It’s a strange endorsement, at least from my perspective, but it’ll do.
Texans face a decision in this election that has come before them only twice over the last four decades: How to fill a Senate seat that has carried with it a proud lineage of service to the state and nation.
Republican Sen. Kay Bailey Hutchison is stepping down after almost 20 years in Washington, where she made it a top priority to look out for Texans’ national, state and even personal needs. She first won her post in 1993, succeeding Democrat Lloyd Bentsen, who served for 22 years. Like Hutchison, he provided consistent constituent aid as well as leadership on national and state matters.
The committed work of these two bipartisan leaders to their state creates an impressive, demanding legacy for their successor. Recommending the right candidate to follow in the Hutchison-Bentsen tradition is a responsibility this newspaper takes seriously. That’s why we’ve interviewed both candidates multiple times, examined their public careers, reviewed their answers to our questionnaire, spoken with others who know them well and followed their activities on the campaign trail.
After that thorough examination, we believe Democrat Paul Sadler, 57, is the best person to uphold this legacy of service to Texas and to keep our state relevant where it matters most.
Sadler also is more in tune with our state’s needs. The moderate Democrat speaks knowledgeably about water challenges, the border and defense facilities. He has praised Hutchison for Texas-specific efforts, such as helping El Paso secure a water desalination facility.
Cruz says he’ll fight for Texas projects “if it’s legitimate expenditures.” When asked to elaborate, he didn’t mention specifics beyond assuring that Washington properly funds “roads, freeways and ports.” He’s more focused on interpreting constitutional principles and applying them generally.
The Republican candidate has gained nationwide attention for articulating his beliefs. Since capturing the nomination, the Houston attorney has appeared on numerous talk shows and addressed the GOP convention. If he wins, he will be a rising star in national Republican politics. This newspaper is left with the feeling that he is pushing his personal star more than the star of Texas.

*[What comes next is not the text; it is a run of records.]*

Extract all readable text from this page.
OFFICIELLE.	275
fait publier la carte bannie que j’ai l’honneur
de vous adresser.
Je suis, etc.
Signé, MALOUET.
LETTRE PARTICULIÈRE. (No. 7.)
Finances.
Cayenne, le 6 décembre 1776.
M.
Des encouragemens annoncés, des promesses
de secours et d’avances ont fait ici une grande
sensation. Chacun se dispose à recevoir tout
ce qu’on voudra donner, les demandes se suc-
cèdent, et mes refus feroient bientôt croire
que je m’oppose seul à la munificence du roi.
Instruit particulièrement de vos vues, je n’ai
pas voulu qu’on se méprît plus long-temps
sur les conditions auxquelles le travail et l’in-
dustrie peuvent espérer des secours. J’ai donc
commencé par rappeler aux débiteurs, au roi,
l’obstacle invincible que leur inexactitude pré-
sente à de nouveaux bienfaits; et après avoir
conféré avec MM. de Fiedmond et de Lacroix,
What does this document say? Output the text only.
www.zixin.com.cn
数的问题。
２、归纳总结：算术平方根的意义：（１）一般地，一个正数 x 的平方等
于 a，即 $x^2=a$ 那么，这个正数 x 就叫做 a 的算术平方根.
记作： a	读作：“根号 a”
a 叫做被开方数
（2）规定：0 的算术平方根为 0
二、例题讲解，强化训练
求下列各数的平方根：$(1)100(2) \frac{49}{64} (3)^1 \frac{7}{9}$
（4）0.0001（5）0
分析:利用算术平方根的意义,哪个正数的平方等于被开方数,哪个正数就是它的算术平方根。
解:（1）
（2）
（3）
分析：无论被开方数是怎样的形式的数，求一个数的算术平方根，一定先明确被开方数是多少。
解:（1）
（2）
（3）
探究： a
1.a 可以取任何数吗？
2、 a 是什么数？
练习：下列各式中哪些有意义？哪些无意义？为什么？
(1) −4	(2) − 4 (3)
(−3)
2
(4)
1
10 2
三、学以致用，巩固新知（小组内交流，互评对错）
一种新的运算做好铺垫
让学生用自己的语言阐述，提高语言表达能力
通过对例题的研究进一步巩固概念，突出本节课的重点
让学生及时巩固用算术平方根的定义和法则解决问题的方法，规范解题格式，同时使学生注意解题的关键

It’s a bit of a surreal experience reading this editorial, as the DMN comes from the perspective of a bizarro fantasy world in which President Obama is an unbending partisan warrior and the biggest problem in Washington is a lack of good manners. Whatever it is they’re smoking, it’s premium stuff. Still, I’ll take the DMN’s delusions over those of the Chron, who seem to think that after arriving in Washington Cruz will shed his ideological trappings and morph into the second coming of Kay Bailey Hutchison. It was exactly the belief that Cruz is unlikely to do so that led the DMN to join the Express News in making the pragmatic choice of Sadler. At least, the Chron is hoping Cruz will morph into KBH; it’s not clear to me that they actually believe it. The Chron also cites Sadler’s lack of financial resources as a reason for picking Cruz, which is just sad on so many levels. Anyway, that makes the endorsement scoreboard 2-1 in Sadler’s favor for now, with the Statesman and the Star-Telegram still to go.